A pro-Beijing lawmaker has accused supporters of LGBT rights of creating a “chilling effect” after Hong Kong’s Airport Authority (AA) and MTR Corporation bowed to public pressure and reversed a decision to block a Cathay Pacific ad depicting a gay couple.
At a press conference yesterday attended by 16 “pro-family” and anti-LGBT groups, Business and Professionals Alliance for Hong Kong lawmaker Priscilla Leung said she will be writing to the authority and MTR to complain about their U-turn over the ad, which features an innocuous image of two men holding hands on a beach and the tagline “Move Beyond Labels,” Stand News reports.
“The incident shows the pro-gay rights movement in Hong Kong has created a chilling effect,” said Leung, adding that the reversal was caused by “political pressure” from LGBT groups.
“The advert is highly controversial and can affect the growth of children. As public organizations, [the MTR and AA] should be socially responsible and maintain their original decision of banning the advert.”
Indeed, some could reasonably argue that public displays of bigotry on the part of political figures could have a “chilling effect” on everyday citizens trying live their lives openly as LGBT individuals, though it was unclear today whether Leung was aware of that irony.
According to a TVB news report, Leung said: “Although the MTR, AA, and even Cathay Pacific are private enterprises, they also have social enterprise responsibilities.
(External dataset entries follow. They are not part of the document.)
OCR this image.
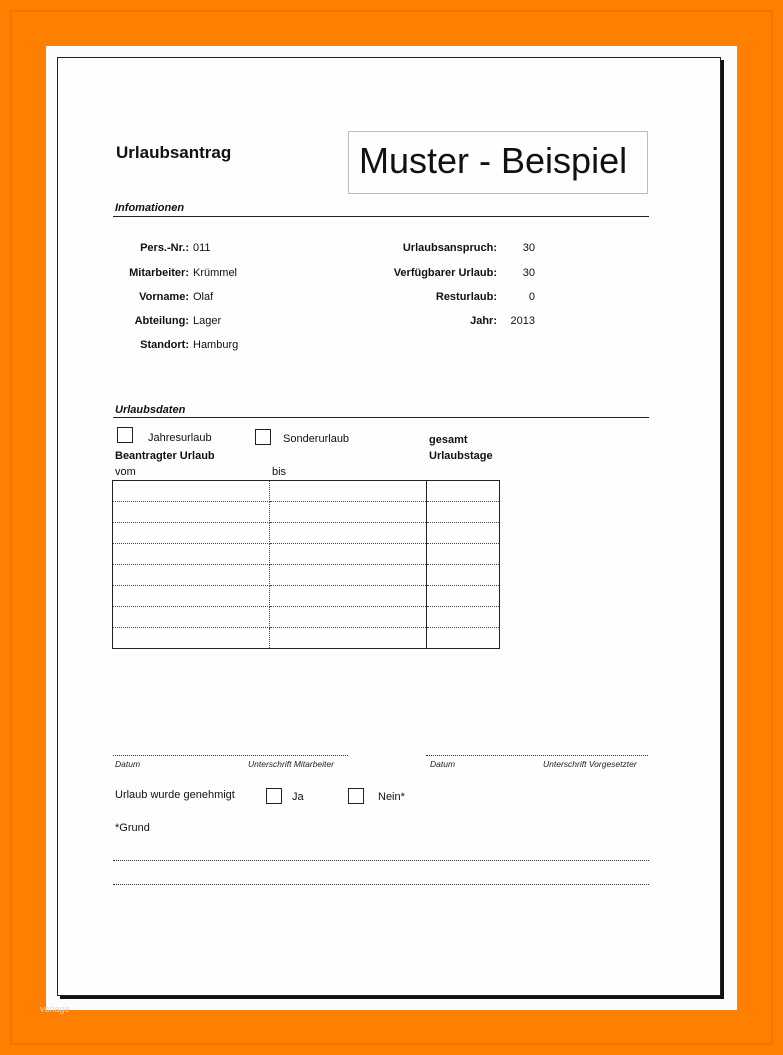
Urlaubsantrag	Muster - Beispiel
Infomationen
Pers.-Nr.: 011
Mitarbeiter: Krümmel
Vorname: Olaf
Abteilung: Lager
Standort: Hamburg
Urlaubsanspruch:	30
Verfügbarer Urlaub:	30
Resturlaub:	0
Jahr:	2013
Urlaubsdaten
Jahresurlaub	Sonderurlaub	gesamt
Urlaubstage
Beantragter Urlaub
vom	bis

Datum	Unterschrift Mitarbeiter	Datum	Unterschrift Vorgesetzter
Urlaub wurde genehmigt	Ja	Nein*
*Grund
vorlage
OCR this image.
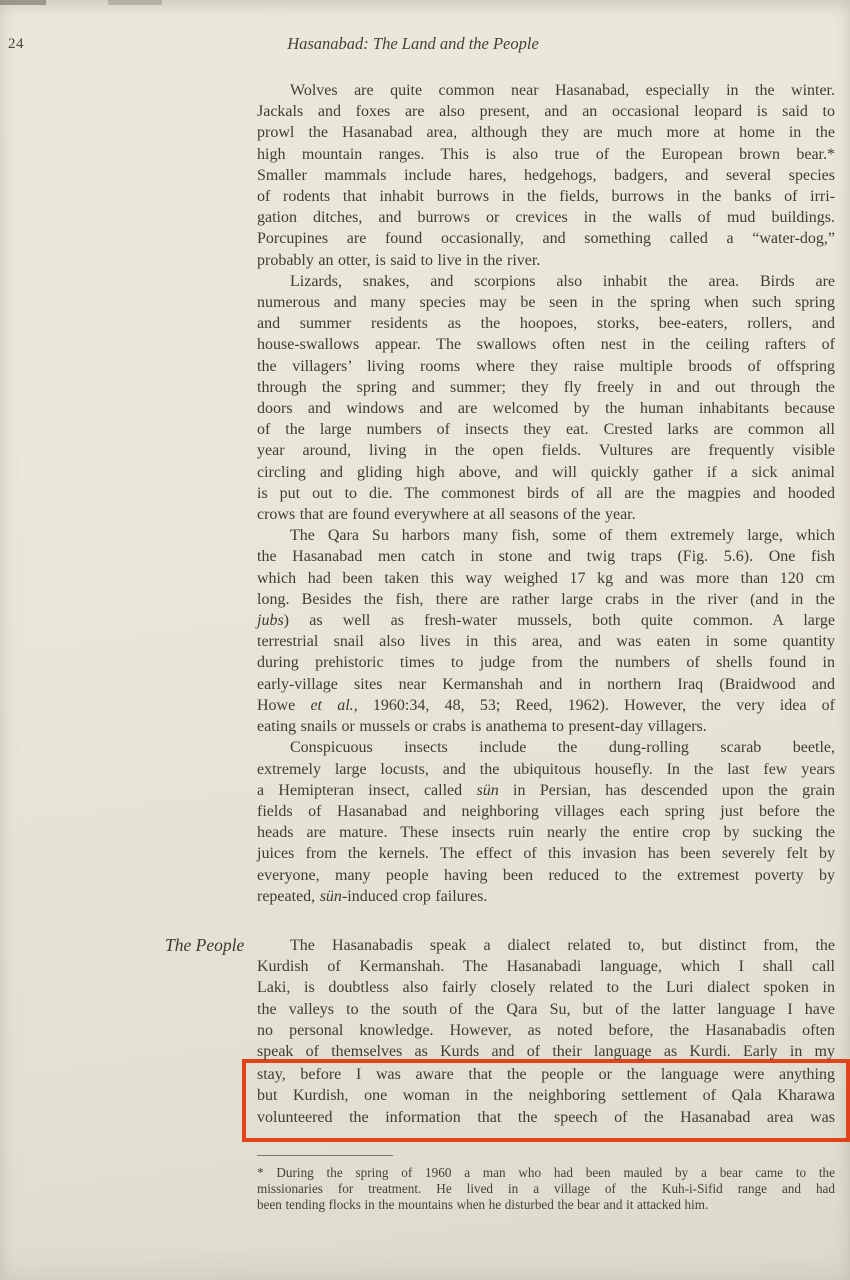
24	Hasanabad: The Land and the People
Wolves are quite common near Hasanabad, especially in the winter.
Jackals and foxes are also present, and an occasional leopard is said to
prowl the Hasanabad area, although they are much more at home in the
high mountain ranges. This is also true of the European brown bear.*
Smaller mammals include hares, hedgehogs, badgers, and several species
of rodents that inhabit burrows in the fields, burrows in the banks of irri-
gation ditches, and burrows or crevices in the walls of mud buildings.
Porcupines are found occasionally, and something called a “water-dog,”
probably an otter, is said to live in the river.
Lizards, snakes, and scorpions also inhabit the area. Birds are
numerous and many species may be seen in the spring when such spring
and summer residents as the hoopoes, storks, bee-eaters, rollers, and
house-swallows appear. The swallows often nest in the ceiling rafters of
the villagers’ living rooms where they raise multiple broods of offspring
through the spring and summer; they fly freely in and out through the
doors and windows and are welcomed by the human inhabitants because
of the large numbers of insects they eat. Crested larks are common all
year around, living in the open fields. Vultures are frequently visible
circling and gliding high above, and will quickly gather if a sick animal
is put out to die. The commonest birds of all are the magpies and hooded
crows that are found everywhere at all seasons of the year.
The Qara Su harbors many fish, some of them extremely large, which
the Hasanabad men catch in stone and twig traps (Fig. 5.6). One fish
which had been taken this way weighed 17 kg and was more than 120 cm
long. Besides the fish, there are rather large crabs in the river (and in the
jubs) as well as fresh-water mussels, both quite common. A large
terrestrial snail also lives in this area, and was eaten in some quantity
during prehistoric times to judge from the numbers of shells found in
early-village sites near Kermanshah and in northern Iraq (Braidwood and
Howe et al., 1960:34, 48, 53; Reed, 1962). However, the very idea of
eating snails or mussels or crabs is anathema to present-day villagers.
Conspicuous insects include the dung-rolling scarab beetle,
extremely large locusts, and the ubiquitous housefly. In the last few years
a Hemipteran insect, called sün in Persian, has descended upon the grain
fields of Hasanabad and neighboring villages each spring just before the
heads are mature. These insects ruin nearly the entire crop by sucking the
juices from the kernels. The effect of this invasion has been severely felt by
everyone, many people having been reduced to the extremest poverty by
repeated, sün-induced crop failures.
The People	The Hasanabadis speak a dialect related to, but distinct from, the
Kurdish of Kermanshah. The Hasanabadi language, which I shall call
Laki, is doubtless also fairly closely related to the Luri dialect spoken in
the valleys to the south of the Qara Su, but of the latter language I have
no personal knowledge. However, as noted before, the Hasanabadis often
speak of themselves as Kurds and of their language as Kurdi. Early in my
stay, before I was aware that the people or the language were anything
but Kurdish, one woman in the neighboring settlement of Qala Kharawa
volunteered the information that the speech of the Hasanabad area was
* During the spring of 1960 a man who had been mauled by a bear came to the
missionaries for treatment. He lived in a village of the Kuh-i-Sifid range and had
been tending flocks in the mountains when he disturbed the bear and it attacked him.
It should be considered that most Hongkongers don’t agree with [homosexuality].”
Leung didn’t cite a source for that rather contentious claim, so allow us here at Coconuts HK to point to a Hong Kong University survey last year that found that a majority of Hongkongers actually support legalizing gay marriage, enacting laws protecting against discrimination on the basis of sexual orientation, and conferring equal legal rights on gay couples.
In a lengthy Facebook post published yesterday, Leung cited article 18(4) of the International Covenant on Civil and Political Rights, which states that people should respect “the liberty of parents and, when applicable, legal guardians to ensure the religious and moral education of their children in conformity with their own convictions.”
It was also unclear today whether Leung was aware of the irony in citing a document that forbids discrimination against individuals on the basis of sexual orientation as justification for doing just that.
Leung went on to add that businesses have the right not to display certain advertisements, adding that ads displayed in public places shouldn’t feature pornography or violence, saying that such images can have a “negative impact on a child’s physical and mental health.”
She did not clarify whether it was the violence or the pornography in the photo of suit-wearing men holding hands that she objected to, or how, exactly, said photo might endanger a child’s health.
The advertisement in question was part of Cathay’s “Move Beyond” rebranding, and was meant to showcase the airline’s commitment to diversity and inclusion.
After it was revealed that the ad had been rejected by the MTR and AA — or, as they strenuously and, at times, confusingly claimed, by third-party ad sales companies — the backlash among Hong Kong’s LGBT community and its allies was swift and comprehensive.
A social media campaign was launched featuring gay couples and their supporters holding hands inside the city’s train stations using the hashtags “#MoveBeyondLabels” and “#MoveBeyondDiscrimination.” Meanwhile, Ray Chan, Hong Kong’s first openly gay lawmaker, sharply criticized both companies in the media.
The outrage prompted both the MTR Corp and AA to back down and display the ads.
Leung’s press conference came one day after the pro-LGBT NGO Big Love Alliance celebrated the win by gathering on one of the platforms at Central MTR station to celebrate the unveiling of one of the Cathay posters on Saturday.